C’est l’histoire d’un homme qui sombre inexorablement et que rien, même pas l’amour et le soutien des siens, ne pourra sauver : une véritable saga familiale qui, de maigres espoirs en moments de profond découragement, illustre le dra-me du monde agricole de ces quarante dernières années. Cette remarquable authenticité vient, bien sûr, du fait qu’Édouard Bergeon, 36 ans, raconte l’histoire de son propre père, mort en 1999. Mais, pour son premier long-métrage de fic-tion, ce réalisateur de nombreux documentaires et reportages sur le sujet sait exploiter toutes les ressources du cinéma.

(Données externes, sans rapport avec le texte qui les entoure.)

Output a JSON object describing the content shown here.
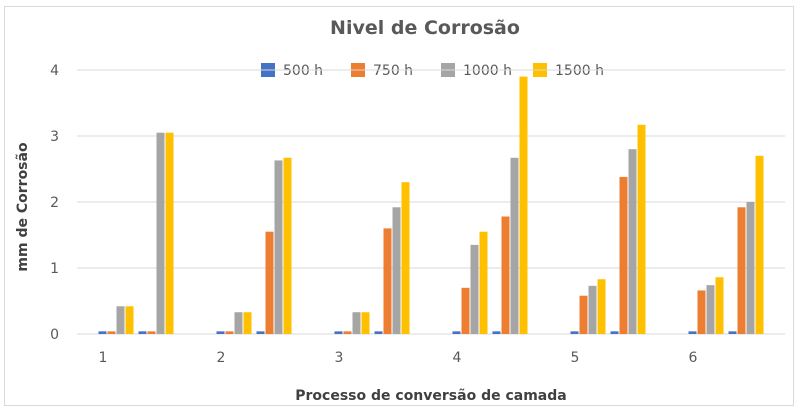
{
  "chart_data": {
    "type": "bar",
    "title": "Nivel de Corrosão",
    "xlabel": "Processo de conversão de camada",
    "ylabel": "mm de Corrosão",
    "ylim": [
      0,
      4
    ],
    "yticks": [
      "0",
      "1",
      "2",
      "3",
      "4"
    ],
    "grid": true,
    "legend_position": "top",
    "groups": [
      "1",
      "2",
      "3",
      "4",
      "5",
      "6"
    ],
    "subgroups_per_group": 2,
    "series": [
      {
        "name": "500 h",
        "color": "#4472C4",
        "values": [
          0.04,
          0.04,
          0.04,
          0.04,
          0.04,
          0.04,
          0.04,
          0.04,
          0.04,
          0.04,
          0.04,
          0.04
        ]
      },
      {
        "name": "750 h",
        "color": "#ED7D31",
        "values": [
          0.04,
          0.04,
          0.04,
          1.55,
          0.04,
          1.6,
          0.7,
          1.78,
          0.58,
          2.38,
          0.66,
          1.92
        ]
      },
      {
        "name": "1000 h",
        "color": "#A5A5A5",
        "values": [
          0.42,
          3.05,
          0.33,
          2.63,
          0.33,
          1.92,
          1.35,
          2.67,
          0.73,
          2.8,
          0.74,
          2.0
        ]
      },
      {
        "name": "1500 h",
        "color": "#FFC000",
        "values": [
          0.42,
          3.05,
          0.33,
          2.67,
          0.33,
          2.3,
          1.55,
          3.9,
          0.83,
          3.17,
          0.86,
          2.7
        ]
      }
    ]
  }
}
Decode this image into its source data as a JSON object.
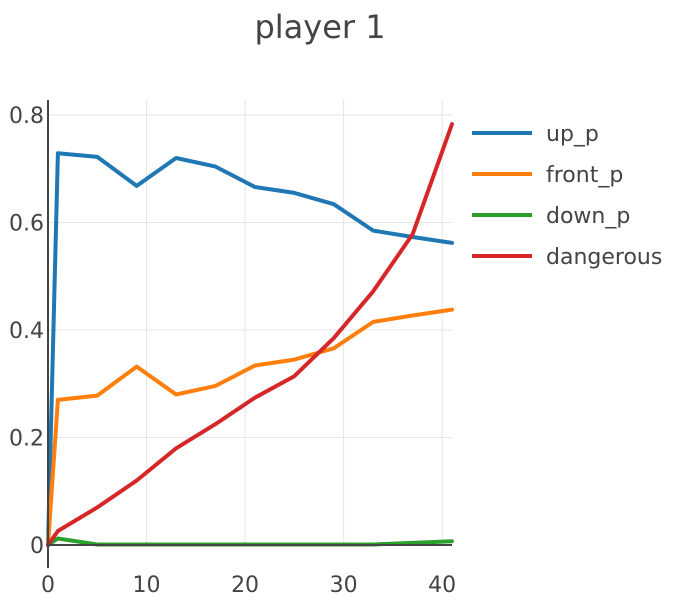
{
  "chart_data": {
    "type": "line",
    "title": "player 1",
    "xlabel": "",
    "ylabel": "",
    "xlim": [
      0,
      41
    ],
    "ylim": [
      0,
      0.8
    ],
    "x_ticks": [
      0,
      10,
      20,
      30,
      40
    ],
    "y_ticks": [
      0,
      0.2,
      0.4,
      0.6,
      0.8
    ],
    "x_tick_labels": [
      "0",
      "10",
      "20",
      "30",
      "40"
    ],
    "y_tick_labels": [
      "0",
      "0.2",
      "0.4",
      "0.6",
      "0.8"
    ],
    "grid": true,
    "legend_position": "right",
    "series": [
      {
        "name": "up_p",
        "color": "#1f77b4",
        "x": [
          0,
          1,
          5,
          9,
          13,
          17,
          21,
          25,
          29,
          33,
          37,
          41
        ],
        "y": [
          0,
          0.729,
          0.722,
          0.668,
          0.72,
          0.704,
          0.666,
          0.655,
          0.634,
          0.585,
          0.573,
          0.562
        ]
      },
      {
        "name": "front_p",
        "color": "#ff7f0e",
        "x": [
          0,
          1,
          5,
          9,
          13,
          17,
          21,
          25,
          29,
          33,
          37,
          41
        ],
        "y": [
          0,
          0.27,
          0.278,
          0.332,
          0.28,
          0.296,
          0.334,
          0.345,
          0.366,
          0.415,
          0.427,
          0.438
        ]
      },
      {
        "name": "down_p",
        "color": "#2ca02c",
        "x": [
          0,
          1,
          5,
          9,
          13,
          17,
          21,
          25,
          29,
          33,
          37,
          41
        ],
        "y": [
          0,
          0.012,
          0.001,
          0.001,
          0.001,
          0.001,
          0.001,
          0.001,
          0.001,
          0.001,
          0.004,
          0.007
        ]
      },
      {
        "name": "dangerous",
        "color": "#d62728",
        "x": [
          0,
          1,
          5,
          9,
          13,
          17,
          21,
          25,
          29,
          33,
          37,
          41
        ],
        "y": [
          0,
          0.026,
          0.07,
          0.12,
          0.18,
          0.225,
          0.274,
          0.314,
          0.385,
          0.472,
          0.578,
          0.783
        ]
      }
    ]
  }
}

Comme dans les westerns, l’image en Scope célèbre la splendeur des champs et de la nature nourricière. Les hommes, suivis par d’amples travellings, circulent à cheval, à moto, à vélo ou sur des tracteurs qu’Édouard Bergeon filme comme des Mustang ou des Cadillac. Un plan, en particulier, émeut : dans un mouvement de fuite, Pierre galope sur sa monture, et son épouse le voit disparaître petit à petit, comme avalé par la terre. Face à Veerle Baetens (Alabama Monroe) et à l’épatant Anthony Bajon (prix d’interprétation pour ce film au dernier festival d’Angoulême), Guillaume Canet impressionne, acharné puis douloureux, tout entier engagé dans cette ode à la résistance des gens de la terre.